Je voyais ici Saint Benoît qui dit en parlant du Prieur et s'attribuant une autorité sans contrôle. C'est traduit en latin par tyrannidis, 65,6. Mais on peut se demander : et l'Abbé, lui ? Est-ce qu'il a, lui, une autorité sans contrôle ? Le Prieur, lui, il est tenu à l’œil par l'Abbé, mais l'Abbé ?
On va dire, oui, il y a la Visite Régulière, bon, une fois tous les deux, trois ans. Et puis à l'époque de Saint Benoît, ça n'existait pas. Mais qui donc peut contrôler l'autorité de l'Abbé ? Ce n'est pas sa propre conscience, c'est trop facile. On peut modeler sa conscience d'après ses désirs à soi.
Eh bien, mes frères, celui qui contrôle l'autorité de l'Abbé, c'est la Personne du Christ lui-même, et au-delà du Christ c'est la Sainte Trinité, c'est notre Dieu qui est à la fois connaissance, et qui est amour, et qui est source de vie.
Et L'Abbé, lui, est obligé s'il porte vraiment le titre d'Abbé, s'il est digne de ce nom, il est obligé de toujours se référer à cette origine de toute autorité, donc de toute vie, de tout amour qu'est la Sainte Trinité. Et c'est elle qui le contrôle.
Comment maintenant va-t-elle opérer ce contrôle ? Eh bien, il sera indispensable que l'Abbé soit un homme qui vive en communion avec la Sainte Trinité. Donc il devrait, pour bien faire il devrait être un mystique, une sorte de Saint Jean de la Croix mais tout petit, donc qui est en communion avec la Trinité par l'intermédiaire du Christ.

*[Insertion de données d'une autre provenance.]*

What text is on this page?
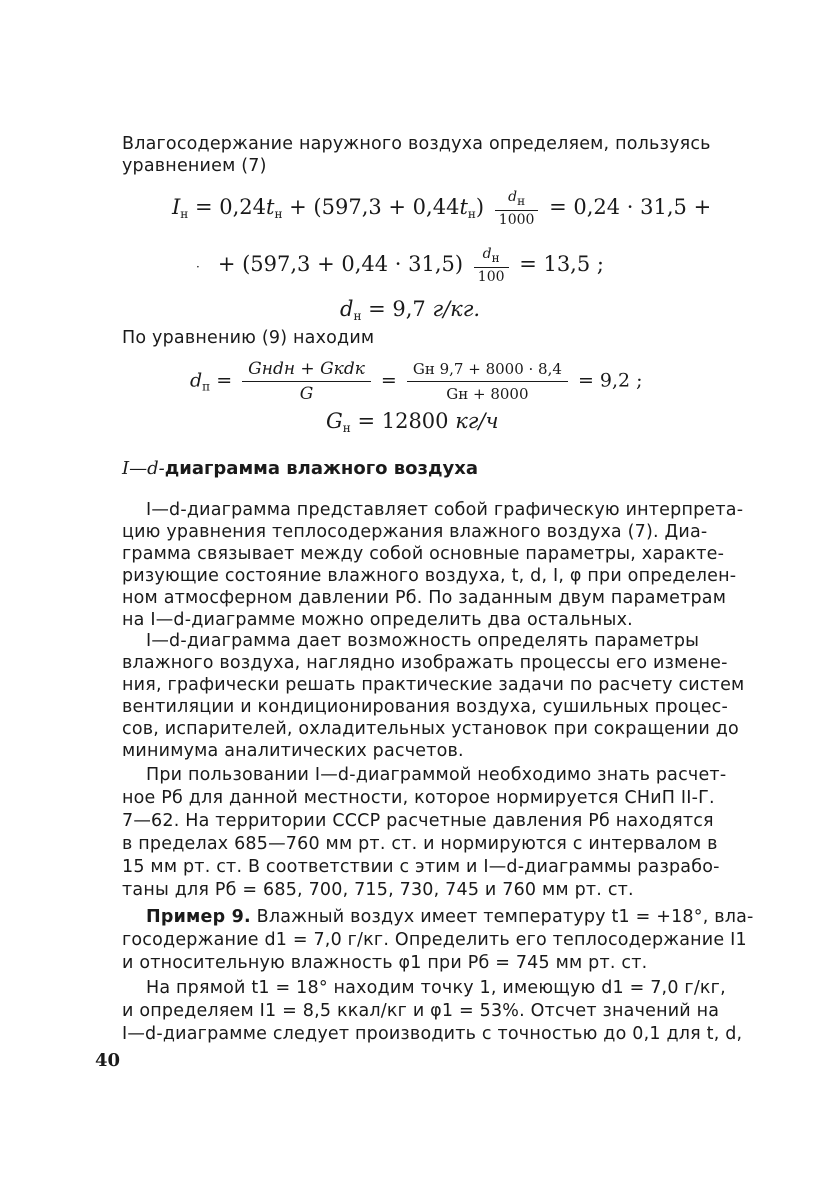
Влагосодержание наружного воздуха определяем, пользуясь
уравнением (7)
$I_н = 0,24t_н + (597,3 + 0,44t_н) \frac{dн}{1000} = 0,24 \cdot 31,5$ +
· + $(597,3 + 0,44 \cdot 31,5) \frac{dн}{100} = 13,5$ ;
$d_н = 9,7$ г/кг.
По уравнению (9) находим
$d_п = \frac{\text{Gнdн + Gкdк}}{G} = \frac{Gн 9,7 + 8000 \cdot 8,4}{Gн + 8000} = 9,2$ ;
$G_н = 12800$ кг/ч
I—d-диаграмма влажного воздуха
I—d-диаграмма представляет собой графическую интерпрета-
цию уравнения теплосодержания влажного воздуха (7). Диа-
грамма связывает между собой основные параметры, характе-
ризующие состояние влажного воздуха, t, d, I, φ при определен-
ном атмосферном давлении Pб. По заданным двум параметрам
на I—d-диаграмме можно определить два остальных.
I—d-диаграмма дает возможность определять параметры
влажного воздуха, наглядно изображать процессы его измене-
ния, графически решать практические задачи по расчету систем
вентиляции и кондиционирования воздуха, сушильных процес-
сов, испарителей, охладительных установок при сокращении до
минимума аналитических расчетов.
При пользовании I—d-диаграммой необходимо знать расчет-
ное Pб для данной местности, которое нормируется СНиП II-Г.
7—62. На территории СССР расчетные давления Pб находятся
в пределах 685—760 мм рт. ст. и нормируются с интервалом в
15 мм рт. ст. В соответствии с этим и I—d-диаграммы разрабо-
таны для Pб = 685, 700, 715, 730, 745 и 760 мм рт. ст.
Пример 9. Влажный воздух имеет температуру t1 = +18°, вла-
госодержание d1 = 7,0 г/кг. Определить его теплосодержание I1
и относительную влажность φ1 при Pб = 745 мм рт. ст.
На прямой t1 = 18° находим точку 1, имеющую d1 = 7,0 г/кг,
и определяем I1 = 8,5 ккал/кг и φ1 = 53%. Отсчет значений на
I—d-диаграмме следует производить с точностью до 0,1 для t, d,
40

Et alors, il est toujours en dialogue avec ces trois divines Personnes qui de façon directe souvent, mais beaucoup plus fréquemment de façon indirecte par les événements, par les frères, par les personnes le contrôlent et le maintiennent sur le droit chemin.
Mes frères,
Saint Benoît nous dit qu'il est préférable que le gouvernement du monastère dépende entièrement de l'Abbé. Le texte latin dit ordinatio, 65,26. C'est autre chose que gouvernement, c'est l'organisation interne du monastère pour que le corpus monasterii soit équilibré, qu'il grandisse, qu'il s'épanouisse, qu'il conserve une bonne santé.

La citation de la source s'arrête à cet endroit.